Aziz Şah– Tatar’a neden bu kadar öfkelisiniz? Kendinize söyleyemediklerinizi ona söylüyorsunuz.
Tatar sizsiniz, aynadaki suretinizdir…
Önce Ankara ne diyecek diye bekler, kendini garantiye aldıktan sonra konuşur, her ‘Kıbrıslı Türk’ gibi…
2021 Nisan’ında Cenevre’de yapılan görüşmede Anastasiadis masaya Mağusa ve Ercan limanlarının açılmasını koydu. Basın toplantısında TC Dışişleri Bakanı Mevlüt Çavuşoğlu laf arasında bu öneriyi nasıl reddettiğini ağzından kaçırdı.
-“Cüret etmiş” Anastasiadis, dedi, ‘‘Mağusa ve Ercan limanlarının açılmasını teklif etmiş’’…
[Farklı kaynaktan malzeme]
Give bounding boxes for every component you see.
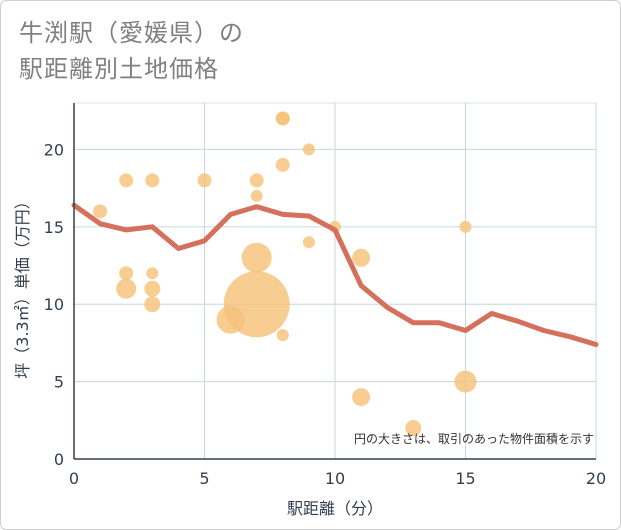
bubble-point — [241, 242, 272, 273]
bubble-point — [145, 173, 160, 188]
bubble-point — [405, 420, 422, 437]
y-tick-label: 10 — [44, 295, 64, 314]
bubble-size-note: 円の大きさは、取引のあった物件面積を示す — [354, 431, 594, 446]
bubble-point — [275, 111, 290, 126]
x-tick-label: 20 — [586, 469, 606, 488]
bubble-point — [197, 173, 212, 188]
y-axis-title: 坪（3.3㎡）単価（万円） — [13, 193, 32, 378]
bubble-point — [249, 173, 264, 188]
x-tick-label: 15 — [455, 469, 475, 488]
bubble-point — [459, 220, 472, 233]
x-tick-label: 10 — [325, 469, 345, 488]
bubble-point — [116, 278, 137, 299]
y-tick-label: 20 — [44, 140, 64, 159]
y-tick-label: 15 — [44, 218, 64, 237]
bubble-point — [302, 143, 315, 156]
y-tick-label: 0 — [54, 450, 64, 469]
bubble-point — [454, 370, 477, 393]
x-axis-title: 駅距離（分） — [287, 499, 383, 518]
bubble-series — [93, 111, 477, 437]
bubble-point — [302, 236, 315, 249]
chart-title: 牛渕駅（愛媛県）の 駅距離別土地価格 — [19, 15, 244, 87]
bubble-point — [216, 305, 245, 334]
bubble-point — [144, 296, 161, 313]
bubble-point — [119, 266, 134, 281]
bubble-point — [146, 267, 159, 280]
bubble-point — [352, 248, 371, 267]
chart-title-line2: 駅距離別土地価格 — [19, 55, 219, 83]
bubble-point — [276, 329, 289, 342]
bubble-point — [144, 280, 161, 297]
bubble-point — [250, 189, 263, 202]
bubble-point — [119, 173, 134, 188]
axes: 0 5 10 15 20 0 5 10 15 20 — [44, 103, 606, 488]
trend-line-series — [71, 202, 599, 347]
average-price-line — [71, 202, 599, 347]
bubble-point — [352, 388, 371, 407]
x-tick-label: 5 — [199, 469, 209, 488]
chart-title-line1: 牛渕駅（愛媛県）の — [19, 19, 244, 47]
y-tick-label: 5 — [54, 373, 64, 392]
bubble-point — [93, 204, 108, 219]
bubble-point — [275, 157, 290, 172]
x-tick-label: 0 — [69, 469, 79, 488]
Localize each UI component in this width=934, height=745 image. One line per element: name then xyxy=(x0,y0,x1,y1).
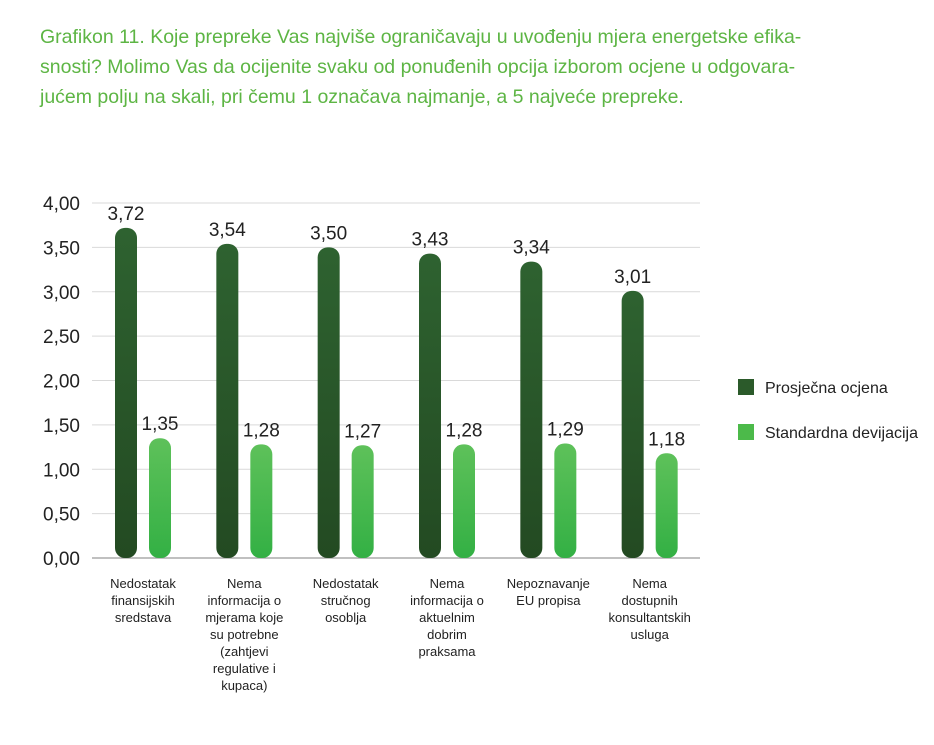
data-label: 3,54 xyxy=(209,220,246,241)
data-label: 3,01 xyxy=(614,267,651,288)
category-label: Nepoznavanje xyxy=(507,576,590,591)
category-label: dobrim xyxy=(427,627,467,642)
category-label: usluga xyxy=(631,627,670,642)
bar-prosjecna-ocjena xyxy=(216,243,239,558)
category-label: informacija o xyxy=(410,593,484,608)
category-label: mjerama koje xyxy=(205,610,283,625)
bar-standardna-devijacija xyxy=(453,444,475,558)
category-label: finansijskih xyxy=(111,593,175,608)
bar-prosjecna-ocjena xyxy=(621,290,644,558)
bar-standardna-devijacija xyxy=(351,445,374,558)
category-label: (zahtjevi xyxy=(220,644,269,659)
category-label: regulative i xyxy=(213,661,276,676)
data-label: 1,29 xyxy=(547,420,584,441)
bar-standardna-devijacija xyxy=(554,443,577,558)
y-tick-label: 0,00 xyxy=(43,549,80,570)
legend-swatch-standardna-devijacija xyxy=(738,424,754,440)
y-tick-label: 4,00 xyxy=(43,194,80,215)
y-axis-ticks: 0,00 0,50 1,00 1,50 2,00 2,50 3,00 3,50 4,00 xyxy=(43,194,80,570)
data-label: 3,34 xyxy=(513,238,550,259)
legend-label: Prosječna ocjena xyxy=(765,380,888,397)
data-label: 1,28 xyxy=(446,420,483,441)
category-label: konsultantskih xyxy=(608,610,690,625)
legend-swatch-prosjecna-ocjena xyxy=(738,379,754,395)
chart-title-line: snosti? Molimo Vas da ocijenite svaku od… xyxy=(40,56,796,78)
data-label: 1,28 xyxy=(243,420,280,441)
category-label: Nedostatak xyxy=(110,576,176,591)
chart-title: Grafikon 11. Koje prepreke Vas najviše o… xyxy=(40,22,860,112)
y-tick-label: 0,50 xyxy=(43,505,80,526)
data-label: 1,27 xyxy=(344,421,381,442)
y-tick-label: 1,00 xyxy=(43,460,80,481)
gridlines xyxy=(92,202,700,559)
category-label: Nema xyxy=(227,576,262,591)
category-label: aktuelnim xyxy=(419,610,475,625)
data-label: 3,43 xyxy=(412,230,449,251)
bar-standardna-devijacija xyxy=(655,453,678,558)
category-label: su potrebne xyxy=(210,627,279,642)
category-label: Nedostatak xyxy=(313,576,379,591)
data-label: 1,18 xyxy=(648,429,685,450)
category-label: stručnog xyxy=(321,593,371,608)
y-tick-label: 3,50 xyxy=(43,238,80,259)
data-label: 3,50 xyxy=(310,223,347,244)
data-label: 3,72 xyxy=(108,204,145,225)
y-tick-label: 2,00 xyxy=(43,372,80,393)
category-label: Nema xyxy=(430,576,465,591)
y-tick-label: 1,50 xyxy=(43,416,80,437)
category-label: kupaca) xyxy=(221,678,267,693)
y-tick-label: 3,00 xyxy=(43,283,80,304)
category-label: Nema xyxy=(632,576,667,591)
chart-title-line: jućem polju na skali, pri čemu 1 označav… xyxy=(40,86,684,108)
legend: Prosječna ocjena Standardna devijacija xyxy=(738,379,918,442)
category-label: praksama xyxy=(418,644,476,659)
bars xyxy=(115,227,678,558)
x-axis-categories: Nedostatak finansijskih sredstava Nema infor… xyxy=(110,576,691,693)
legend-label: Standardna devijacija xyxy=(765,425,918,442)
chart-title-line: Grafikon 11. Koje prepreke Vas najviše o… xyxy=(40,26,802,48)
bar-prosjecna-ocjena xyxy=(115,227,137,558)
category-label: informacija o xyxy=(207,593,281,608)
y-tick-label: 2,50 xyxy=(43,327,80,348)
category-label: osoblja xyxy=(325,610,367,625)
data-labels: 3,72 1,35 3,54 1,28 3,50 1,27 3,43 1,28 3,34 1,29… xyxy=(108,204,686,450)
category-label: EU propisa xyxy=(516,593,581,608)
category-label: sredstava xyxy=(115,610,172,625)
bar-prosjecna-ocjena xyxy=(419,253,441,558)
bar-standardna-devijacija xyxy=(250,444,273,558)
bar-prosjecna-ocjena xyxy=(520,261,543,558)
bar-standardna-devijacija xyxy=(149,438,171,558)
bar-prosjecna-ocjena xyxy=(317,247,340,558)
data-label: 1,35 xyxy=(142,414,179,435)
category-label: dostupnih xyxy=(621,593,677,608)
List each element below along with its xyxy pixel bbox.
Bunu duyduğumda kaynar sular başımdan aşağıya döküldü…
Basın toplantısında Çavuş’un yanında oturan Tatar, bu konudan o anda haberdar oldu!
Maraş’ın Rum mal sahiplerine iadesine karşılık Mağusa ve Ercan limanlarının açılması konusunu bu gazetede bir sene boyunca yazdık. Döndüre döndüre yazdık!
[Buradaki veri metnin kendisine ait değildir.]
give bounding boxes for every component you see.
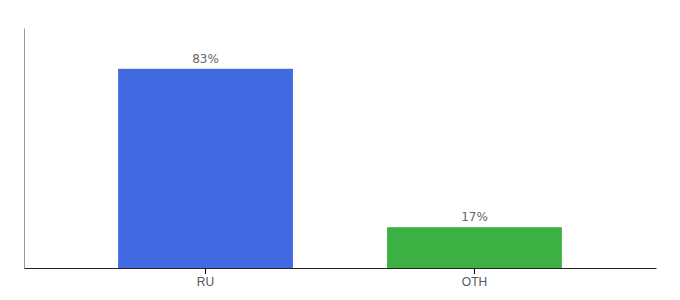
bar — [118, 69, 293, 268]
x-tick: OTH — [462, 268, 487, 289]
x-tick-mark — [474, 268, 475, 274]
chart-container: RU OTH 83% 17% — [0, 0, 680, 300]
bars — [118, 69, 562, 268]
x-tick: RU — [197, 268, 214, 289]
x-tick-label: RU — [197, 275, 214, 289]
data-label: 17% — [461, 210, 488, 224]
y-axis — [24, 29, 25, 269]
chart: RU OTH 83% 17% — [0, 0, 680, 300]
x-axis: RU OTH — [25, 268, 657, 289]
bar — [387, 227, 562, 268]
x-tick-label: OTH — [462, 275, 487, 289]
y-axis-line — [24, 29, 25, 269]
x-axis-line — [25, 268, 657, 269]
x-tick-mark — [205, 268, 206, 274]
data-labels: 83% 17% — [192, 52, 488, 224]
data-label: 83% — [192, 52, 219, 66]
plot-area: RU OTH 83% 17% — [25, 29, 657, 289]
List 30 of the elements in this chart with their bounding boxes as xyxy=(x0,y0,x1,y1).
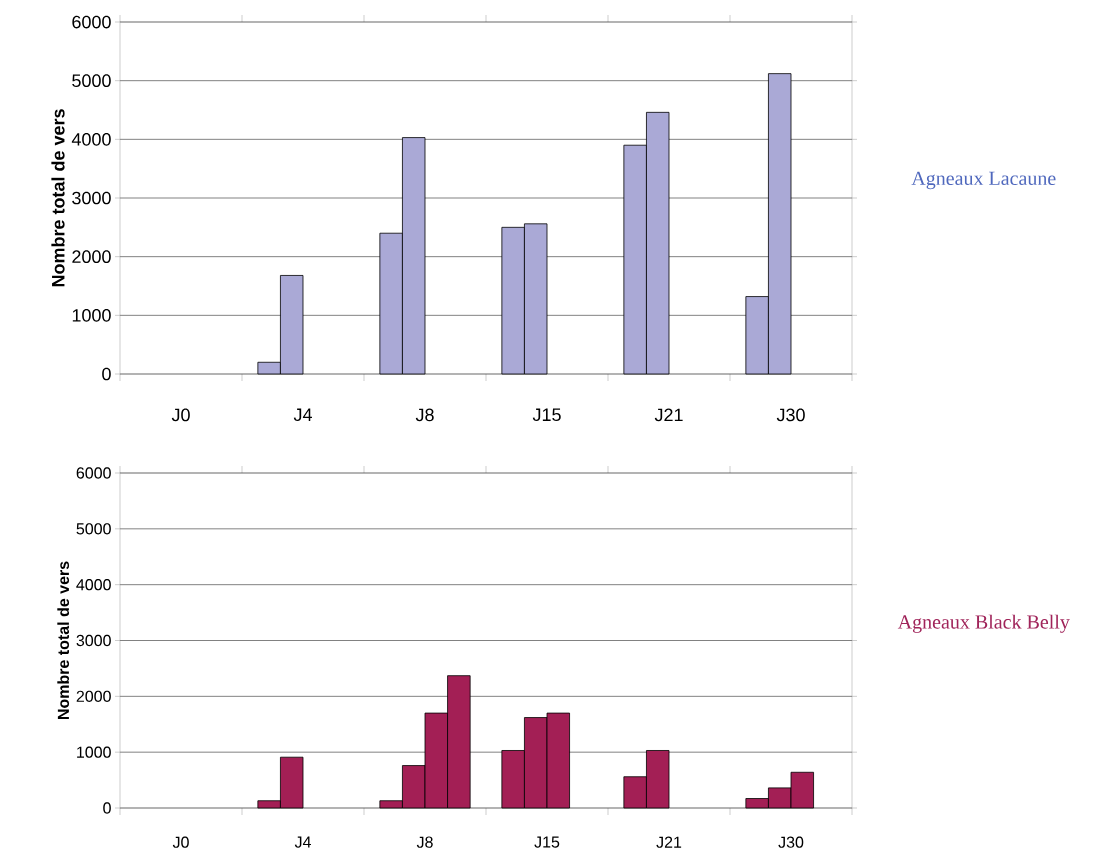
x-tick-label: J8 xyxy=(416,836,433,848)
x-tick-label: J30 xyxy=(776,408,805,422)
y-tick-label: 2000 xyxy=(76,690,111,702)
x-tick-label: J30 xyxy=(778,836,804,848)
x-tick-label: J0 xyxy=(171,408,190,422)
y-tick-label: 6000 xyxy=(72,15,111,29)
x-tick-label: J15 xyxy=(534,836,560,848)
x-tick-label: J21 xyxy=(654,408,683,422)
y-axis-title: Nombre total de vers xyxy=(57,561,70,720)
text: Agneaux Black Belly xyxy=(897,614,1070,633)
x-tick-label: J15 xyxy=(532,408,561,422)
y-tick-label: 2000 xyxy=(72,250,111,264)
y-tick-label: 0 xyxy=(102,367,111,381)
y-axis-title: Nombre total de vers xyxy=(51,109,65,287)
x-tick-label: J4 xyxy=(294,836,311,848)
x-tick-label: J4 xyxy=(293,408,312,422)
y-tick-label: 1000 xyxy=(77,746,111,758)
y-tick-label: 5000 xyxy=(76,523,111,535)
y-tick-label: 6000 xyxy=(76,467,111,479)
y-tick-label: 0 xyxy=(103,802,111,814)
x-tick-label: J8 xyxy=(415,408,434,422)
y-tick-label: 3000 xyxy=(72,191,111,205)
y-tick-label: 3000 xyxy=(76,634,111,647)
text: Agneaux Lacaune xyxy=(911,171,1056,190)
y-tick-label: 4000 xyxy=(76,579,111,591)
y-tick-label: 1000 xyxy=(72,308,111,322)
y-tick-label: 4000 xyxy=(71,132,111,146)
y-tick-label: 5000 xyxy=(72,74,111,88)
x-tick-label: J21 xyxy=(656,836,682,848)
x-tick-label: J0 xyxy=(172,836,189,848)
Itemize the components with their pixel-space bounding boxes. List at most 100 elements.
Mağusa ve Ercan limanlarının açılmasının KKTC’ye statü kazandıracağı riskini görmemize rağmen, toplumun ihtiyaç duyduğu bu nefes borusunu gündemde tuttuk.
Basınımızın ilgisini çekmedi böyle hayati bir konu, siyasi partiler Ankara’ya ‘‘Sen kim oluyorsun da Kıbrıslı Türklerin dünyaya doğrudan ticaret yapma ve ulaşım hakkını reddediyorsun’’ demedi. ‘‘Bize esas ambargo ve izolasyonu Türkiye uyguluyor’’ demediler…
Ta ki Çavuşoğlu gelip KKTC meclisinde CTP’ye, ‘terörist’ ve ‘sizi kaale almıyoruz, yok sayıyoruz’ desin…
Cenevre’deki görüşmenin üzerinden 1 sene 1 ay geçtikten sonra CTP fark etti bu konuyu! Politikada zamanlama herşeydir; dananın kuyruğu koptuktan sonra istediğiniz kadar o kuyrukla halay çekin, danaya kuyruk kopmadan sahip çıkacaksınız!
Cenevre’de Anastasiadis öneriyi ortaya koyduktan sonra, Mehmet Ali Talat çıktı ve dedi ki:
-‘‘Bu öneriyi daha önce de Papadopulos teklif etti, o zaman da ben reddetmiştim. Anastasiadis’in teklifi ‘Şeytanca bir öneri’dir’’…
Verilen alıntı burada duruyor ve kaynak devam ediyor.